Banxico and regulators revisit card-payment reform: seeking consensus to cut fees without slowing digitalization
Regulators and banks are negotiating a new path to adjust interchange fees in a market that already handles billions of transactions a year.
The debate over the cost of accepting card payments in Mexico is back on the table, now with an explicit goal: to build a “consensus-based” regulatory proposal that addresses banks’ operational concerns while also responding to pressure to lower the charges faced by merchants and consumers. Omar Mejía Castelazo, deputy governor of the Bank of Mexico (Banxico), said authorities are working with the Mexican Bankers Association (ABM) to redefine specific points for a new consultation, including implementation timelines.
The review comes after a previous consultation was withdrawn in February. That earlier proposal sought improvements to the card-payment framework, including a significant reduction in interchange fees—the component that, simply put, compensates the issuing bank for each transaction. The prior plan would have set the fee at 0.6% for credit cards and 0.3% for debit cards, below the maximums observed in the market: Banxico data have shown that credit can reach 1.91% and debit 1.15%.
The issue is sensitive because interchange fees influence the total cost a business pays to accept cards (along with other acquiring and service charges), and therefore can affect small firms’ willingness to take electronic payments. At the same time, a sharp cut can change the industry’s commercial incentives—from rewards programs to risk models and consumer credit—especially in segments with higher delinquency or informality.
In a country where cash still dominates a large share of day-to-day transactions, the discussion is unfolding alongside rapid growth in digital payments. In 2025, 11.261 billion card payments were processed, a 14% annual increase, with debit transactions making up the majority. For regulators, the challenge is to reduce friction and costs without discouraging investment in payment infrastructure, cybersecurity, and fraud prevention.
More competition and lower costs: the potential impact on merchants and prices
Cutting interchange fees is often presented as a way to reduce the cost of accepting cards, particularly for micro and small businesses operating on thin margins. In theory, a lower per-transaction cost could speed up adoption of point-of-sale terminals, improve income traceability, and make it easier to access formal financing by generating a sales history. However, passing those lower costs on to consumers is not automatic: it depends on how competitive retail sectors are, the bargaining power between acquirers and merchants, and the fee structures applied by banks, aggregators, and payment platforms.
From a public-policy standpoint, the design matters as much as the final level. A gradual rollout—one of the points the industry has requested—aims to avoid abrupt changes to business models and to allow the reduction to be absorbed through operational efficiencies, greater scale, and technological improvements. In Mexico’s market, the debate also intersects with a broader agenda of financial inclusion and payment modernization, where cards, instant transfers, digital wallets, and new fintech entrants coexist.

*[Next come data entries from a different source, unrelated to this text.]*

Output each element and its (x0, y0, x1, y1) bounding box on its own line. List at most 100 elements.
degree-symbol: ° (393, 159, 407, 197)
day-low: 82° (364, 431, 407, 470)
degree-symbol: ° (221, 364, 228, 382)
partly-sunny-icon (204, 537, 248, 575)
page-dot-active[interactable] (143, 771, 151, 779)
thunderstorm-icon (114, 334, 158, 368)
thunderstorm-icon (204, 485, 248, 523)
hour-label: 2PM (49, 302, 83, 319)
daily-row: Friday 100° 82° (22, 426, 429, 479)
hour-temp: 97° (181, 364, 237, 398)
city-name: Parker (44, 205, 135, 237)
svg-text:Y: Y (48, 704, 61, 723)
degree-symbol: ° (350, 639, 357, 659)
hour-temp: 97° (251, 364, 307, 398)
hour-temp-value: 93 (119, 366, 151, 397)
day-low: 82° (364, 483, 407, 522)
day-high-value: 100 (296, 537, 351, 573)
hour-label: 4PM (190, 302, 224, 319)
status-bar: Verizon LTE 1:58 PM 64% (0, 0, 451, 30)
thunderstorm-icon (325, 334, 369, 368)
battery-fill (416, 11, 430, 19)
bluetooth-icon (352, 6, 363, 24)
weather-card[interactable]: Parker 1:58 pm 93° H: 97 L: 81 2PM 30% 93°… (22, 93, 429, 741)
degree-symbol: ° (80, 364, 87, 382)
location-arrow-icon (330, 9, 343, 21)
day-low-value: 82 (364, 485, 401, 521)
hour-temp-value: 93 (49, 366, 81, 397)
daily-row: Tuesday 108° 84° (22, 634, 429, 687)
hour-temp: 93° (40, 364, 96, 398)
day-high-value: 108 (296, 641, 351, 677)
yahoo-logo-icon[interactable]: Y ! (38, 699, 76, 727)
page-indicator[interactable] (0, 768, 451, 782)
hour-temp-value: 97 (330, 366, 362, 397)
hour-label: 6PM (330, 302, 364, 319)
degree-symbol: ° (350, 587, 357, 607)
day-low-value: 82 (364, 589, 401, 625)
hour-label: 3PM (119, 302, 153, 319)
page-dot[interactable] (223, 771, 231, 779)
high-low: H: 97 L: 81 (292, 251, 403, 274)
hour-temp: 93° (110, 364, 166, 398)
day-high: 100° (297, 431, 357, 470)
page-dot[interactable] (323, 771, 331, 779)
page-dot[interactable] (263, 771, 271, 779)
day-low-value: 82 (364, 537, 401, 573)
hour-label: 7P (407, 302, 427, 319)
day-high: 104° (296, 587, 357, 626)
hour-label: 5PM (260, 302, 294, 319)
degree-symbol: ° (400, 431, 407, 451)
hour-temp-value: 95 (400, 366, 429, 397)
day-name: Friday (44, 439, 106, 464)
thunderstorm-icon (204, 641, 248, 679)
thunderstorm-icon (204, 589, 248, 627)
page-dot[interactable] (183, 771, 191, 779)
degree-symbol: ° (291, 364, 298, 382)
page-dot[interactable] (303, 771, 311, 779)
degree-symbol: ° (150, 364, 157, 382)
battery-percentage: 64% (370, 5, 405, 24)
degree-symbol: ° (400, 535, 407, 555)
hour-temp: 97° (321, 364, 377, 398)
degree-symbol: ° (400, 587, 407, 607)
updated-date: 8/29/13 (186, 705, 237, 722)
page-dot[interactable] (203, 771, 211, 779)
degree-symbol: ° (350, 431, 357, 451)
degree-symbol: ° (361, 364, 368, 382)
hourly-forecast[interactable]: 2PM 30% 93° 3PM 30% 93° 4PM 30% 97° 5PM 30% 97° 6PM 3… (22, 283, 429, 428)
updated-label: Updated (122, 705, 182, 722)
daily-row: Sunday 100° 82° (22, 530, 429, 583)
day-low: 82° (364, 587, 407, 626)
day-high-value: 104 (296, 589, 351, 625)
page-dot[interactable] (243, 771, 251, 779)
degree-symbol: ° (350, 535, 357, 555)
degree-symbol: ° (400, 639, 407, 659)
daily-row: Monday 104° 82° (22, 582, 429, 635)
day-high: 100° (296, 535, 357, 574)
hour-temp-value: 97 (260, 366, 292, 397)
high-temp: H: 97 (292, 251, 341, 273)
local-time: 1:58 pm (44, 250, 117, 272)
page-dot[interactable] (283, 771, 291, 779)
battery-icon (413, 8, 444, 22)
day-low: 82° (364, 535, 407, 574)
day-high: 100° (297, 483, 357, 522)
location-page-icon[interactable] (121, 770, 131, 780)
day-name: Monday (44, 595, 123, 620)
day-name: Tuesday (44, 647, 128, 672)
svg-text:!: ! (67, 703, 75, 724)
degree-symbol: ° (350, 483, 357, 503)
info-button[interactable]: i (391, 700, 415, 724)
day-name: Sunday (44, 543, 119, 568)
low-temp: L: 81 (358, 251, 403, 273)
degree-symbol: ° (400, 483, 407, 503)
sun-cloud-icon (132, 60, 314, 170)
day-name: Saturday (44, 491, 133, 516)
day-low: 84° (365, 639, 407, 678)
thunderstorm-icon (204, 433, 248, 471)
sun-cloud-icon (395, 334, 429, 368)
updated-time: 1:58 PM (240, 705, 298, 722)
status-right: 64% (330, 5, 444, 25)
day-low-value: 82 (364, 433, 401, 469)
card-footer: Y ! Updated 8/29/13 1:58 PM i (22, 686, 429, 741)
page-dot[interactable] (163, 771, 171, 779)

At the same forum where the regulatory issue was discussed, Mejía Castelazo also reported that Banxico has already approved the designs for commemorative coins tied to the FIFA World Cup, which are expected to be ready for the event. As for the new one-peso coins—with a steel core plated in bronze—he said they remain in the minting process and that inventory is still being built up before full entry into circulation, a change linked to production cost efficiencies.
Overall, the renegotiation of the card-payment reform and the operational adjustments in coin issuance reflect the same institutional goal: making the payments system more efficient. The outcome will depend on whether the consensus manages to balance lower costs for merchants with the ecosystem’s operational stability, at a time when the volume of digital transactions continues to grow and Mexico’s economy is demanding higher productivity in financial services.